1. Students will understand the nature of human systems: individual, group, organization, community & society, and their major interactions.


(All workers will have preparation which helps them to understand human development, group dynamics, organizational structure, how communities are organized, how national policy is set, and how social systems interact in producing human problems.)
2. Students will understand the conditions which promote or limit optimal client functioning in the major human systems
(Workers will have understanding of the major models of causation that are concerned with both the promotion of healthy functioning and with treatment rehabilitation.)
3. Students will be able to identify & select interventions which promote client growth and goal attainment.
(The worker will be able to conduct a competent problem analysis and to select those strategies, services or interventions that are appropriate to helping clients attain a desired outcome. Interventions may include assistance, referral, advocacy, or direct counseling.)
4. Students will be able to plan, implement and evaluate interventions.
(The worker will be able to design a plan of action for an identified problem and implement the plan in a systematic way. This requires an understanding of problems analysis, decision-analysis, and design of work plans. This generic skill can be used with all social systems and adapted for use with individual clients or organizations. Skill in evaluating the interventions is essential.)
5. Students will select interventions which are congruent with the values of one’s self, clients, the employing organization and the Human Services profession.
(Awareness of one’s own value orientation, an understanding of organizational values as expressed in the mandate or goal statement of the organization, human service ethics and an appreciation of the client’s values, life style and goals.)
6. Students will be able to utilize process skills to plan and implement services.
(The worker uses himself/herself as the main tool for responding to service needs. The worker must be skillful in verbal and oral communication, interpersonal relationships and other related personal skills, such as self-discipline and time management. It requires that the worker be interested in and motivated to conduct the role that he/she has agreed to fulfill and to apply himself/herself to all aspects of the work that the role requires.)
7. Students will be able to adapt assessment skills and interventions to a variety of settings.
8. Students will be able to describe, identify, assess, and treat addictions (Addiction Studies students only).

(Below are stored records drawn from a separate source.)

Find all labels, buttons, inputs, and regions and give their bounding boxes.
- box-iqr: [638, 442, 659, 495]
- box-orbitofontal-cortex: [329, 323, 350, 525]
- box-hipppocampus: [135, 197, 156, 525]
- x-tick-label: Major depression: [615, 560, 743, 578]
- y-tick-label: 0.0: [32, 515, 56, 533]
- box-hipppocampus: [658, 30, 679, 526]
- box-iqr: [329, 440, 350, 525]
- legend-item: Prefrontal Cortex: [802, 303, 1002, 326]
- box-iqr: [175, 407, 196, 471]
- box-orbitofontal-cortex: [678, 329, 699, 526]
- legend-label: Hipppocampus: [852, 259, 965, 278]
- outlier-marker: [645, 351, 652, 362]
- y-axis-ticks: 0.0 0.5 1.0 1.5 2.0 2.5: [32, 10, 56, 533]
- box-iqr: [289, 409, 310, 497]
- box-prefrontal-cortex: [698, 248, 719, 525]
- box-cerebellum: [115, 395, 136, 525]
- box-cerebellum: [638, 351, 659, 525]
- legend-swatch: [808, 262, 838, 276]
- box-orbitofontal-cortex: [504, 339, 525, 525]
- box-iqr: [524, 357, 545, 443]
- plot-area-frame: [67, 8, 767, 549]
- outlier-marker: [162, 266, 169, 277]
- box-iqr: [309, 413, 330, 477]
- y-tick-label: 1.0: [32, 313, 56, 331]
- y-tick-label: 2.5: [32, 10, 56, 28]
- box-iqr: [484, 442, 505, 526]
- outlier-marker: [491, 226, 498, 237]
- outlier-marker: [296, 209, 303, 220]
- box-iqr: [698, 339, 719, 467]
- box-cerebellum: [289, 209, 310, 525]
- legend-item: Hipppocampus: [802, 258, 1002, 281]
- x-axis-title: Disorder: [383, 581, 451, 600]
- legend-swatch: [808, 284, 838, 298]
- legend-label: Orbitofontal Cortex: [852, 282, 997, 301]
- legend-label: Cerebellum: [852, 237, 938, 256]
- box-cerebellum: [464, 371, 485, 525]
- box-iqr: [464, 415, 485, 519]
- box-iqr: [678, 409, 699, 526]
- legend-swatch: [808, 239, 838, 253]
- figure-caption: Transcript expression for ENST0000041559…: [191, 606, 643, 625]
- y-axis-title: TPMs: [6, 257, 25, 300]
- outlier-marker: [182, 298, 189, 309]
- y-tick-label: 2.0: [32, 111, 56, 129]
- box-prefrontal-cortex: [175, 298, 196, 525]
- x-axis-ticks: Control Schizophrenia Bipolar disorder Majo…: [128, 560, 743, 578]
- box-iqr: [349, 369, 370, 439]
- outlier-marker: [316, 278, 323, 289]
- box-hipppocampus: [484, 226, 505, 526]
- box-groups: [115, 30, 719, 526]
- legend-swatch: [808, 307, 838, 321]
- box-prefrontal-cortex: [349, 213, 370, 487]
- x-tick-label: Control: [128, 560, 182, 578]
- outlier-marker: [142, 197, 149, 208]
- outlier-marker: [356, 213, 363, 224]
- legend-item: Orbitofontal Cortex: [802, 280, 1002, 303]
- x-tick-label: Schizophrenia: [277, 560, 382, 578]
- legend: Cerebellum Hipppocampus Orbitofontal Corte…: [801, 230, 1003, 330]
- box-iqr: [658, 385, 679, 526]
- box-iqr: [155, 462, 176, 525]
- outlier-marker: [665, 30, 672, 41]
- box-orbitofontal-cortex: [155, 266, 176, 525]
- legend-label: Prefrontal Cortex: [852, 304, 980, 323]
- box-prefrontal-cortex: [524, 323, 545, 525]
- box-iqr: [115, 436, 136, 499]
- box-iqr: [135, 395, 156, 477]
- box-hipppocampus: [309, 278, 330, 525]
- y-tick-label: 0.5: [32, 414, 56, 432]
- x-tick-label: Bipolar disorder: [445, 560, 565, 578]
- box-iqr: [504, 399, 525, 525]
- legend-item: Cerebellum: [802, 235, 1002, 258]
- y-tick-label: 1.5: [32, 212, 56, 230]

PROGRAM POLICY AND PROCEDURES SUMMARY




  1. Program Related





    1. Students must first apply for admission to the college and the Human Services Program (HSP). Admission to the program requires the following Placement Test scores.






COMPASS

ASSET


Writing

95-100

50-54

Reading

69-79

34-36

Math

PA 18-20

NS 29-37




    1. Students will be designated HS Pre-program until all courses identified in their student assessment are completed with a grade of C or better, this includes WR121 and HS152. Pre-program students are encouraged to take HS154 (Community Resources) and HS152 (Stress Management).




    1. Students are encouraged to contact the Human Services Program Chair, Donna Hirt, in Building 1-261 for an orientation to the program or call at 503-399-6157 or e-mail donna.hirt@chemeketa.edu




    1. After admission to the program, students may enroll in the Human Services Program core classes on a space-available basis. Early registration is encouraged; classes are almost always filled. See catalog or Human Services Program staff for prerequisites and sequencing of courses.




    1. Writing classes and all Human Services (HS-designated) courses used to meet degree requirements or prerequisites must be completed with a grade of C or better.